Los Penitentes has eight ski-lifts and twenty seven tracks which cover 60,000 meters with steep slopes that leave skiers who dare to challenge them completely exhausted. This place offers, to those who want to stay, a wide range of lodgings, a commercial center, restaurants, bars, pubs and discos to have fun till dawn.
Once in the midst of the mountain range, at 2,600 meters above the sea level, we decided to have lunch in one of the stops on the side of the route. I suggest that you start with a plate of cream soup and then "plounge into" the menu of the day. You must remember that you are at a very high place and your body will feel the mountain temperature, consequently, you must feed it with calories. Ackon Cahuak, the Stone Sentry
Later, we went to Puente del Inca, an attractive calcareous ochre formation over Las Cuevas River which has thermal waters. In 1965, the hotel installations that used them were destroyed by an avalanche leaving just the remains. Native people say that these waters have healing properties due to the great amount of sulfur they contain.

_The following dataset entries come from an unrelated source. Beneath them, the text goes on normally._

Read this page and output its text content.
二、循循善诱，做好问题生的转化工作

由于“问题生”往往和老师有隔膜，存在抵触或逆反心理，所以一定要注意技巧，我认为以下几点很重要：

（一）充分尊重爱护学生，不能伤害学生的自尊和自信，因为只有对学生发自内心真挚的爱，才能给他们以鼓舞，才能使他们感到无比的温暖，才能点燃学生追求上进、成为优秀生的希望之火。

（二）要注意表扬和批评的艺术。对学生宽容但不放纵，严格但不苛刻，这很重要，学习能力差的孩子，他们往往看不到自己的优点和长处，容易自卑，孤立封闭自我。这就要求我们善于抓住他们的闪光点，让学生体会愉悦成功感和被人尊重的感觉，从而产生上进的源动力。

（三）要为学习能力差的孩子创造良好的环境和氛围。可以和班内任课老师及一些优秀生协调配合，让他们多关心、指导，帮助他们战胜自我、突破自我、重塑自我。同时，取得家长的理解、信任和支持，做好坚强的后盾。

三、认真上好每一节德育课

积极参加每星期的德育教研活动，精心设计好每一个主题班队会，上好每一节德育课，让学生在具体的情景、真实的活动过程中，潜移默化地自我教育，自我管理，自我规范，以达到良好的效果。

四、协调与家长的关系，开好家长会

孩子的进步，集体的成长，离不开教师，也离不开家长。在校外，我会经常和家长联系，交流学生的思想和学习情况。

“Let's go to the Aconcagua vantage point”, said the guide and , almost automatically, we all obeid. It was time to go on.
Among all the marvels you can find in Argentina, one of the most imposing ones is the Aconcagua
which gained its nickname : "Sentry of America" due to its 6,962 meters that make it the highest mountain of the continent. The Provincial Park protecting it is also very important , with Los Horcones Lagoon inside of it which shows the entrance to the Reserve of 75 thousand hectares.
Observing the Aconcagua from the vantage point made me think of the triviality that man is in this world. It's really striking. Its top covered by eternal snow which waits to be conquered by Andinists coming from different cardinal points brought that phrase to my mind that reads " getting to the top of a mountain is the best homage to freedom that you can pay to yourself".
A snow avalanche prevented us from getting to the top of Santa Elena Hill where the statue of "Christ, the Redeemer" is situated, at 4,200 meters above the sea level, in the frontier with Chile. That's why, we decided to return, get to Las Cuevas and, at least, see the International Tunnel which is 3,300 meters long and crosses the milenary Andes Range - the one which at a moment in history was no hindrance for a great man to cross it with his army and reach the goal of providing Chile and Perú with their Independence.
We returned to the city happy because of the time we had shared together and the unforgettable landscapes discovered during the day. What's more, something had changed on the faces of the travelling companions- they still had in their bright eyes the challenging shape of the Aconcagua.